DETAILED DESCRIPTION OF THE INVENTION

(2) The hydrocarbon-rich gas fraction A that is to be cooled is cooled in the heat exchangers or heat exchanger zones E1, E2 and E3, and in the process optionally liquefied and subcooled or converted at a pressure above the critical pressure without a change of phase into a high-density fluid. In this case, the fraction that is to be liquefied is cooled (stream B) to the extent that, after the expansion in the valve V2 to a pressure of a maximum of 5 bar, preferably a maximum of 1.5 bar, predominantly liquid is formed, wherein the liquid fraction is at least 85 mol %, preferably at least 90 mol %.

(3) The refrigeration circuit that serves to cool the hydrocarbon-rich fraction A, in addition to a single- or multistage compressor C1, has two expanders X1 and X2 and also an expansion valve V1. The refrigerant 1 circulating in this refrigeration circuit is compressed C1 in a multistage manner in the exemplary embodiment shown in FIG. 1, wherein corresponding intercoolers and aftercoolers E4 and E5 are provided. The refrigerant 3 that is compressed to the desired circulation pressure is separated into a first substream 4 and also a residual refrigerant stream 6. The first substream 4 is work-producingly expanded in what is termed the warm expander X1 and fed via line 5 to the refrigerant stream 12 which is still to be described. In this case the first substream 4 is preferably expanded to a pressure which is slightly above the suction pressure of the compressor C1. The pressure difference between the exit of the warm expander X1 and the intake of the compressor C1 of typically less than 1 bar is caused by the pressure drop in the apparatuses and lines. The refrigerant stream 6 is cooled in the first heat exchange zone E1 to a temperature which is at least 3° C., preferably at least 5° C., above the critical temperature of the refrigerant.

(4) The refrigerant stream 7 that is cooled in this manner is then divided into a second substream 8 and a third substream 10. The second substream is work-producingly expanded in what is termed the cold expander X2, wherein pressure and temperature are selected in such a manner that during the work-producing expansion no liquid occurs. Again, there follows the expansion to a pressure slightly above the suction pressure of the compressor C1.

(5) The third substream 10 is cooled in the second and third heat exchange zones E2 and E3 against the work-producingly expanded second substream 9 and against itself, to the extent that in the subsequent expansion of the cooled third substream 11 in the expansion valve V1, a liquid fraction of at least 90 mol %, preferably at least 95 mol %, is established.

(6) The expanded two-phase substream 11 is then at least partly, preferably completely, vaporized in the third heat-exchange zone E3. At the warm end of the heat-exchange zone E3, the expanded second substream 9 is added thereto and the refrigerant stream thus formed is warmed up further in the second heat-exchange zone E3. Finally, the work-producingly expanded first substream 5 is added to this refrigerant stream 12 before the entire refrigerant stream, upstream of the fresh compression C1 thereof, is warmed up to ambient temperature in the heat-exchange zone E1.

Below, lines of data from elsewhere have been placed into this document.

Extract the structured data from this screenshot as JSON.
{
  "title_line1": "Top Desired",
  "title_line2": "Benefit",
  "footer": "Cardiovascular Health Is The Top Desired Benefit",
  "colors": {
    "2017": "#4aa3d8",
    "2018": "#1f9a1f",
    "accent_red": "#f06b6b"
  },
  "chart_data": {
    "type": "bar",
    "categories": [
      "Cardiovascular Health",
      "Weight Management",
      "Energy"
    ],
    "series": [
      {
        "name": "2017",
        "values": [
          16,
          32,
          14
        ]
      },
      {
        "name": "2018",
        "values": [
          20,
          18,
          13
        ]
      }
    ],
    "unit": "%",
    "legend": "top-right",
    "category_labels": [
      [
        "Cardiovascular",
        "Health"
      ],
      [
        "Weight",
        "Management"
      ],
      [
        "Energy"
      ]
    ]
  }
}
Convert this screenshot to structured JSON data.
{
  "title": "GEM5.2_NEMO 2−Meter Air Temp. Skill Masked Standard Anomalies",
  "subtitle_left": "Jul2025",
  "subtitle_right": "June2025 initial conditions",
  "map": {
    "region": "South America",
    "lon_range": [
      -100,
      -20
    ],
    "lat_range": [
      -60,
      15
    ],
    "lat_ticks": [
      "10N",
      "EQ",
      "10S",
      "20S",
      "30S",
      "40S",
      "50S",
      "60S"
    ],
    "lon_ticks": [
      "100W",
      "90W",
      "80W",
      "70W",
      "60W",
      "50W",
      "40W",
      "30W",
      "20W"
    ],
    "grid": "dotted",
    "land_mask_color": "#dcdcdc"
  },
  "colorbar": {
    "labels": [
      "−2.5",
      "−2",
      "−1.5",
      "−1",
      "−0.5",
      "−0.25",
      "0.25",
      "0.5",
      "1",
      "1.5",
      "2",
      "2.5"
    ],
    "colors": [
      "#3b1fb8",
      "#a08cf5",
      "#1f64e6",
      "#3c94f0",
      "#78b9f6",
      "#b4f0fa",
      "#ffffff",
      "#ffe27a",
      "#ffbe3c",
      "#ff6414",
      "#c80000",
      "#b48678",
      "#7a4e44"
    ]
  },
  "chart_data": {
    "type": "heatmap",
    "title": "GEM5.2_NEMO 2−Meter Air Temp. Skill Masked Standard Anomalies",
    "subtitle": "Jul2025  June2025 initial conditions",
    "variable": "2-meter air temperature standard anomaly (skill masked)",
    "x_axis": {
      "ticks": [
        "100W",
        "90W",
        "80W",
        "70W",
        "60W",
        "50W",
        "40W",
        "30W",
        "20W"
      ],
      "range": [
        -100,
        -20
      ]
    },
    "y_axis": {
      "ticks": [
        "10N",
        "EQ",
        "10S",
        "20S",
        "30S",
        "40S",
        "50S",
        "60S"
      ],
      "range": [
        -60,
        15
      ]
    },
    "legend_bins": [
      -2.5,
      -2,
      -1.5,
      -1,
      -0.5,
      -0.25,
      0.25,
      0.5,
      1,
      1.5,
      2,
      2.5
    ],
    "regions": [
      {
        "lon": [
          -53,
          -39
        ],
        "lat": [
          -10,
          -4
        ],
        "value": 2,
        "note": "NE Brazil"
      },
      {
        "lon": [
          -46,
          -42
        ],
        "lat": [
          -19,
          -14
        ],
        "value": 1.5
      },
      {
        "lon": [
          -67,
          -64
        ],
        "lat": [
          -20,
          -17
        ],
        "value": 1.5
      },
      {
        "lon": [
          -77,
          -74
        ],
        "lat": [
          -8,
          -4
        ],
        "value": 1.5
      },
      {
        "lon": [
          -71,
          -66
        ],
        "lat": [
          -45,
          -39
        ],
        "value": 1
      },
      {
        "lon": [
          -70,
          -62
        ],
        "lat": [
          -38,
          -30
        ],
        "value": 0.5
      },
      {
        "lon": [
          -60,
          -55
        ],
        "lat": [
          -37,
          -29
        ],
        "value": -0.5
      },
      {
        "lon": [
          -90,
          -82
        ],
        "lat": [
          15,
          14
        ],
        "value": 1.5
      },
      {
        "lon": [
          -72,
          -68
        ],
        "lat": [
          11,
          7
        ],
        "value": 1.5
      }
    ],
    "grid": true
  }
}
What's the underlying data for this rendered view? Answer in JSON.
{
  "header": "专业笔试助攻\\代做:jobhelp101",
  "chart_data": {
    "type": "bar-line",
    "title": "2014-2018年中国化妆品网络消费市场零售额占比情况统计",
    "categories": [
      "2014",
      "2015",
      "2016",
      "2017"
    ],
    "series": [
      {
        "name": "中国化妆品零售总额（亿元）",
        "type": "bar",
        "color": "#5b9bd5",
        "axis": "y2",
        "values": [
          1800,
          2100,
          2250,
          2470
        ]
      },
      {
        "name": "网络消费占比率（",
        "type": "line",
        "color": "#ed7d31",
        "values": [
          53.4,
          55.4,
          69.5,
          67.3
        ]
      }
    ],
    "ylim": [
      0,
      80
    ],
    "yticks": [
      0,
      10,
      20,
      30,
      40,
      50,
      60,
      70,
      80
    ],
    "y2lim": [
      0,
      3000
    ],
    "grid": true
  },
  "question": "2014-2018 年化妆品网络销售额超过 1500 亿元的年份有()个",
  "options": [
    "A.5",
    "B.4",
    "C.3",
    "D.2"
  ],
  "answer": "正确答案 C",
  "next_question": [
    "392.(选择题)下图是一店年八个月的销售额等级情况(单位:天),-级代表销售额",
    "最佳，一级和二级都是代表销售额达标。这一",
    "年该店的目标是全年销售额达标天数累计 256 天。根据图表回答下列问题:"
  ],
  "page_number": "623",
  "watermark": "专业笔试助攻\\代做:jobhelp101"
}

(7) The mechanical output of one or both expanders X1 and X2 can optionally be used to drive generators or to drive booster compressors which relieve the circuit compressor C1. The booster compressors can be arranged in series or parallel, or can be used upstream or downstream of the compressor C1.

(8) Suitable heat exchangers E1, E2 and E3 are all types which permit a counterflow to the heat exchange. As shown in FIG. 1, the heat exchanger (zones) E2 and E3 can be constructed in a special embodiment in which the heat-exchange bundles E2 and E3 are built into a shared pressure vessel D in which the expanded refrigerant substreams 9 and 11 are warmed up on the shell side.

(9) If the gas fraction that is to be cooled contains (heavy) components which are unwanted in the end product, the cooled hydrocarbon-rich fraction B can be subjected to removal of said components, for example by deposition or scrubbing, between the heat exchanger (zones) E1 and E2.